Note! Hydraulic calculation is the most laborious, complex and important stage  in the process of designing water heating.

An example of a scheme for locating the structural elements of a heating system

However, before proceeding directly to the calculations, it is necessary to perform such computational and graphic work:

• determine the heat balance of the heated room;
• determine the type of heating devices, as well as heat exchange surfaces and indicate on the plans of the premises their placement;
• make the final decision regarding the configuration of the system (location of the heat source, instrument branches and trace of the main pipelines), the type of pipeline, shut-off and control valves (valves, valves, valves, pressure and flow regulators, thermostats);
• draw a complete scheme of the heating system (preferably axonometric), indicating the number of thermal loads and the length of the calculated areas;
• determine the main circulating ring, that is, a closed loop that includes consecutive sections of the pipeline, where the maximum flow of the heat carrier is expected to be at a distance from the heat source to the most remote heating device (2-circuit system) or to the riser (1-pipe system ) and back to the heating equipment.

Features of the calculation part

As a design pipeline, a section with a constant flow of coolant and constant diameter is taken. It is determined on the basis of the heat balance of the room. The numbering of the calculation areas starts from a heat source (heat generator or ITP). To indicate the nodal points on the supply main pipeline, the capital letters of the alphabet are used at the junction points. On prefabricated lines in the corresponding nodes they are marked with a stroke.

The nodal points on the instrument branches at the branch points are denoted by Arabic numerals. Each of them corresponds to the floor number with a horizontal system or the number of the instrument branch-riser - with the vertical one. The nodes for collecting coolant flows also have the notation for these points, but they are performed in the form of a stroke. The number always consists of two digits: the beginning and the end of the plot.

Example of a working scheme in a program when performing a hydraulic calculation

In vertical systems, the numeration of instrument branches is performed in Arabic numerals along the entire perimeter of the building clockwise.

The length of pipeline sections is determined by a plan drawn on a scale. The accuracy is 0.1 m.

The heat flow of the design section is equal to the heat load that the heat transfer medium must convey or transmit.

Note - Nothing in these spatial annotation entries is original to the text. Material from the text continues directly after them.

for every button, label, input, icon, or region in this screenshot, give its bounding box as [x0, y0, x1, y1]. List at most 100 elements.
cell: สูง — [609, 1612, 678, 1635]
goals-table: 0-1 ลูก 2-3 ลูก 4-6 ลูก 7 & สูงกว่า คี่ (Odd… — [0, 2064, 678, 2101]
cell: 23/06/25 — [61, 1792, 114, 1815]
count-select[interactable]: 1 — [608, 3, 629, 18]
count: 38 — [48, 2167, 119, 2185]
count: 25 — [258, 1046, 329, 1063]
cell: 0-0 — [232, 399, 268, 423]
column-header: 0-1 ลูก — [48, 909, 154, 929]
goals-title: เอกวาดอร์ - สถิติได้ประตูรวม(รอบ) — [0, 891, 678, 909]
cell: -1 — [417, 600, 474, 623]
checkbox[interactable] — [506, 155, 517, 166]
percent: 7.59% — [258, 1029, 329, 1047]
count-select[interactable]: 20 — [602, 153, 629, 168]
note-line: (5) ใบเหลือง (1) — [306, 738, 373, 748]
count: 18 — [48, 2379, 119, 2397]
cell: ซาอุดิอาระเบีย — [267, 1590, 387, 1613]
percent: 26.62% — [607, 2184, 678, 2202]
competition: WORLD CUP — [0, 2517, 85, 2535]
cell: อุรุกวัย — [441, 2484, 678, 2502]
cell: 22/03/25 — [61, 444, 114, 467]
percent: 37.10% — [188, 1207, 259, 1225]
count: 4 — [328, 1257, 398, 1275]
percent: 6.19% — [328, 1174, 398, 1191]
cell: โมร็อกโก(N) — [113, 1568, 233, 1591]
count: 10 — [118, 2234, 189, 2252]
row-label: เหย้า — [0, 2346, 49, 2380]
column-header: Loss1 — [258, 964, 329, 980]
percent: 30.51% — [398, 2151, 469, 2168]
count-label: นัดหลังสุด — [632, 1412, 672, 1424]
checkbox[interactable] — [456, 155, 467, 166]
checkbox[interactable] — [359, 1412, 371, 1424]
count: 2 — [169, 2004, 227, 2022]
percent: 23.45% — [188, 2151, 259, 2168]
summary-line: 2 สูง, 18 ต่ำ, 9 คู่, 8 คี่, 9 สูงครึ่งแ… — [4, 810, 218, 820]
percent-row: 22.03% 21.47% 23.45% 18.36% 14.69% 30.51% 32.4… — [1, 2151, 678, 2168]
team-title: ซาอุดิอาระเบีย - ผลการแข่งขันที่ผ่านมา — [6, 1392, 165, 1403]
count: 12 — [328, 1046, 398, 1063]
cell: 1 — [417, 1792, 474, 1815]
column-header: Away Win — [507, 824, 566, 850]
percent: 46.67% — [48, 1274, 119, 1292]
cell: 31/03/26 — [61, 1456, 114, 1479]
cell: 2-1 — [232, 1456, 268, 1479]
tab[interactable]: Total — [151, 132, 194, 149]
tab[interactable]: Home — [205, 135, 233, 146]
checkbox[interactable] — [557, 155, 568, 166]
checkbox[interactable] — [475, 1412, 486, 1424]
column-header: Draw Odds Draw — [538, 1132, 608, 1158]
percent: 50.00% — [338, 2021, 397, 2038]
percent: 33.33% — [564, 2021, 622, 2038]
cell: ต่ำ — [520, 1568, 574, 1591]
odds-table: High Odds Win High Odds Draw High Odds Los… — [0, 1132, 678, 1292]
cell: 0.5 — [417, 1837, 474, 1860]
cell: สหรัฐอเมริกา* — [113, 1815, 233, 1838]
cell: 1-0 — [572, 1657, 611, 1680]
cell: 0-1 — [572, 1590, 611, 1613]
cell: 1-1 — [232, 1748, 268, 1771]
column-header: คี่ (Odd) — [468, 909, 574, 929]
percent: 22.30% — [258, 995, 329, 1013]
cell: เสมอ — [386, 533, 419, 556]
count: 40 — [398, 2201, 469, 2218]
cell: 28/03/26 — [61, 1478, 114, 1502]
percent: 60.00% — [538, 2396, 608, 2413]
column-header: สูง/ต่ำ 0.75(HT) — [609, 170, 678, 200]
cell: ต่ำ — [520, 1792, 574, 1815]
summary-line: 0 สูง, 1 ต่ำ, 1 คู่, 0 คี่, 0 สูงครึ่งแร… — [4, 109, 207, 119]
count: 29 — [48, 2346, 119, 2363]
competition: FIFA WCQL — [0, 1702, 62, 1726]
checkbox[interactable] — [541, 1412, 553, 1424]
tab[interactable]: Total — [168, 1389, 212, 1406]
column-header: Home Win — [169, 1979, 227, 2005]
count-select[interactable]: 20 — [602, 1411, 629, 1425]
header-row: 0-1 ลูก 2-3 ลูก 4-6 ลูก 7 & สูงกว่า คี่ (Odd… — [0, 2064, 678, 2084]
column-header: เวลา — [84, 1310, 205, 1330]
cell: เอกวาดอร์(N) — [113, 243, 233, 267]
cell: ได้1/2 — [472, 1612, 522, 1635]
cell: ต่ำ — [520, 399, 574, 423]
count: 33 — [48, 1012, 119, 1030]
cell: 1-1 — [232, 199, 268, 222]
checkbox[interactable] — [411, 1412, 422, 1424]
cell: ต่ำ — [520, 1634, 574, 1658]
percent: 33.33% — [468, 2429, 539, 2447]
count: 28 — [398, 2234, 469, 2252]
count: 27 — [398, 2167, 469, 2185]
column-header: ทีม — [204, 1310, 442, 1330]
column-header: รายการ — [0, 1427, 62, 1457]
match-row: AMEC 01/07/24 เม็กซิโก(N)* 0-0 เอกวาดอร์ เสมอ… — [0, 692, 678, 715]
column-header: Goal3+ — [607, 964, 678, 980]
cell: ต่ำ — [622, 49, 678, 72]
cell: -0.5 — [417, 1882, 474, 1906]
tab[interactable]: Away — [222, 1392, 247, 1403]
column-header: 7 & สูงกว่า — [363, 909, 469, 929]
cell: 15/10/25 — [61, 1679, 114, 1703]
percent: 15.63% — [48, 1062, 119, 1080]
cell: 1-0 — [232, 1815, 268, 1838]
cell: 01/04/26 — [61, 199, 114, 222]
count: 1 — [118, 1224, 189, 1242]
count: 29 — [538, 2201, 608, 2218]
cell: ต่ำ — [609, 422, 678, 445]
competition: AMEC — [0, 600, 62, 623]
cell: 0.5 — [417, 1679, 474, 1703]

Performing the hydraulic and thermal calculation of the heating system when designing a new structure is best performed in a special program, for example, HERZ SO. This program itself "knows how" to select:

• diameter of the pipeline;
• dimensions of heating devices;
• adjustment of balancing valves;
• adjustment of control valves;
• pre-setting of thermostatic valves (if necessary);
• adjustment of differential pressure regulators.

Of course, the information given in this article is generalizing and you can not do without reading the special literature. But all the same, we dare to hope that the main accents and peculiarities of the hydraulic calculation of the heating system have been set. Now you need to show some patience and perhaps you will be able to perform the most difficult part of the heating system project of your home on your own.